Sunday, September 20, 2009

Student Radicals Mistaken in Assault on Capitalism

Students and young people from Pitt and around the country have been planning protests against the G-20 Summit and, later this week, they’ll have a chance to prove their radical credentials and rail against capitalism in a public space.
            
At permitted and unpermitted protests throughout the city, radical students will, as one proclamation endorsed by Pitt’s Students for Justice in Palestine put it, “take to the streets of Pittsburgh to disrupt the summit and the institutions of capital that profit from its domination.”
            
At a meeting in David Lawrence, Students for Radical Change and Liberation even brought a speaker from Pittsburgh’s own anarchist group, the Pittsburgh Organizing Group, to teach them about participating in mass actions and managing their “arrest-risk” during the G-20 protests, PittBriefly reported.
            
Whether online or on campus, radical student groups at Pitt have assaulted capitalism as our great oppressor and planned to bring it to its knees during the G-20 Summit. But while students and other protesters will undoubtedly get lots of media and police attention during the G-20, the only thing they’re likely to disrupt is the lives of Pittsburghers.
            
The real assault on capitalism is being perpetrated by the heads of the G-20 themselves whose nations are less free market giants than bloated, planned economies.
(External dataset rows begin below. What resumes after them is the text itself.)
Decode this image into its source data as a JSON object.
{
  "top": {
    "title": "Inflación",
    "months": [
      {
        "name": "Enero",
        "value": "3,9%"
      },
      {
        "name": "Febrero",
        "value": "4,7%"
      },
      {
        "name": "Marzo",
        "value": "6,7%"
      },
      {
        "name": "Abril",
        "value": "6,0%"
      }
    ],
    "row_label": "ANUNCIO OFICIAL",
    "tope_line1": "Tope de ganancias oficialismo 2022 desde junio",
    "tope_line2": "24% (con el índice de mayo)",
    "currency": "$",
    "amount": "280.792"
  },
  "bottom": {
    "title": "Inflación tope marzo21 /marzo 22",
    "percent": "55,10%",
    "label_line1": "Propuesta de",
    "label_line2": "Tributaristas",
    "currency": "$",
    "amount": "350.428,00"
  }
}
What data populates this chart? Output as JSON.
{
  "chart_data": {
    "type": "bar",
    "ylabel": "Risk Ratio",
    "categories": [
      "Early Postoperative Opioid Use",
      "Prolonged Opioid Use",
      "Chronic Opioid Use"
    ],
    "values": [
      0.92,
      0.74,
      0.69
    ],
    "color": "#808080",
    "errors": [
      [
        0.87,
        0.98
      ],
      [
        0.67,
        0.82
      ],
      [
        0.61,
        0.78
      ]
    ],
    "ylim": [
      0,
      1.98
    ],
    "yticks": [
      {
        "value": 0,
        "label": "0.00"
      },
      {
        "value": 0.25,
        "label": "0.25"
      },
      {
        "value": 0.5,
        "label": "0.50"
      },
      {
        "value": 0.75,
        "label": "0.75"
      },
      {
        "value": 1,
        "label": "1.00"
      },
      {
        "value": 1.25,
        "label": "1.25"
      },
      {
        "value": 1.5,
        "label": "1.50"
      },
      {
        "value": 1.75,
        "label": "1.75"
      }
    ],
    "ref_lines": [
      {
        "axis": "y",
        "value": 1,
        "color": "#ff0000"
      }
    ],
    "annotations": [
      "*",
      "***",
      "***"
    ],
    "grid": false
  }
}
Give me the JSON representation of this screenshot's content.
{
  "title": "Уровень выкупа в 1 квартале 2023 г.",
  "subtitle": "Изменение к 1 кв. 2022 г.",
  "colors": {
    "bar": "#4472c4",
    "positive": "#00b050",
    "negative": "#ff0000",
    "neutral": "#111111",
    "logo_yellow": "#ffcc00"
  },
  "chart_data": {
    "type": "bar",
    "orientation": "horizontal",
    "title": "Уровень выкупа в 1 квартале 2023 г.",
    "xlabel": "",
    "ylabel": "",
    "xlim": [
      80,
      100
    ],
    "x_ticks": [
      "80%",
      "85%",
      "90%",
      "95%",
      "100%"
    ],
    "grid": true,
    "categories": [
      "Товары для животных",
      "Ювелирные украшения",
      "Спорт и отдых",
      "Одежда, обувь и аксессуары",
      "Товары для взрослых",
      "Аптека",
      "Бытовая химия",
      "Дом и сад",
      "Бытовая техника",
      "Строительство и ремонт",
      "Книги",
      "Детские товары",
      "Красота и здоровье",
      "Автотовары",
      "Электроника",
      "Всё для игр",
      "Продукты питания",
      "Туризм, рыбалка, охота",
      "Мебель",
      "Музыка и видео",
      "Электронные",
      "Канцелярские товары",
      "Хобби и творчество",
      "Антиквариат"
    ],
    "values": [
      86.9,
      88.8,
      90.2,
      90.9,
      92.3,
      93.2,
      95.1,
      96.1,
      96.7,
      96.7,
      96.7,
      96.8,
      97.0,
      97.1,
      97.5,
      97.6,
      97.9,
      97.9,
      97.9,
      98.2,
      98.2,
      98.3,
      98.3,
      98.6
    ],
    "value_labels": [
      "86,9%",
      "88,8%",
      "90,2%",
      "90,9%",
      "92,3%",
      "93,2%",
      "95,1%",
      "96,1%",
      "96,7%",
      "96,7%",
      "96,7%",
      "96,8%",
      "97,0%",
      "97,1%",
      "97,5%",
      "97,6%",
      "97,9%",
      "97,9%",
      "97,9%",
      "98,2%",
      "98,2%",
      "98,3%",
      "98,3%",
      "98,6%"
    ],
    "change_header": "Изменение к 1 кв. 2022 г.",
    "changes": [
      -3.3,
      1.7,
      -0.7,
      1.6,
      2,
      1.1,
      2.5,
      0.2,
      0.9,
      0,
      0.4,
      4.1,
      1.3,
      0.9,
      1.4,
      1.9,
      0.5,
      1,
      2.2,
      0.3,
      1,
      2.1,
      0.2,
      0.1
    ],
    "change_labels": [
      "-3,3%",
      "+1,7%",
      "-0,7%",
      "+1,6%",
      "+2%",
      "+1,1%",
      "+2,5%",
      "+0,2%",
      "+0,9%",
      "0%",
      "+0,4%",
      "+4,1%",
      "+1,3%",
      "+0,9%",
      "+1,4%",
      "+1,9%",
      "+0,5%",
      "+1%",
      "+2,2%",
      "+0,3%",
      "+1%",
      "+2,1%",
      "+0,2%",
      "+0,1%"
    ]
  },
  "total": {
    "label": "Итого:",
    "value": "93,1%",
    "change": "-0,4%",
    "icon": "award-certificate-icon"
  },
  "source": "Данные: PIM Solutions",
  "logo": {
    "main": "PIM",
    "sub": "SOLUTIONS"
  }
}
Remember, the list of G-20 states includes Communist China, the Oil State of Saudi Arabia and social-democratic Brazil whose current president, Lula da Silva, is the leader of something called the Workers’ Party.
            
If anything, the G-20 is an organization of major planned economies seeking to turn the world market into a safer, planned market devoid of the sort of risks and rewards inherent in capitalist economies.
            
In fact, the most capitalist nation on that list may well be the United States but President Obama, by proposing caps on wages at financial institutions and an expansion of federally funded health care benefits, is steadily moving our country toward a more statist economy.
            
But protesters would rather identify lack of health care, lack of jobs and global warfare as products of a global capitalist cabal than the result of their own inability to pay for health care, get a job or elect anti-war candidates to office.
            
Of course, the problem with scapegoating is that it’s an easily debunked charade perpetrated by those unable (or unwilling) to engage in serious debate about the facts.
            
The fact is that capitalism lifted this world out of the feudalism and perpetual warfare of the Middle Ages.
            
Capitalism popularized and funded the inventions that improved every American’s life from the steam engine to the telephone.
            
Capitalism made it possible for people to devote four years of their lives to studying Marx at a university.
            
Whether protesters like it or not, capitalism has done more to lift humanity out of bondage and poverty than any tent city in the history of man. Protest China’s human rights policies, Saudi Arabia’s treatment of women or the United States’ continued discrimination against the LGBT community but don’t build up a false enemy in capitalism as an excuse to disrupt businesses and communities in Pittsburgh.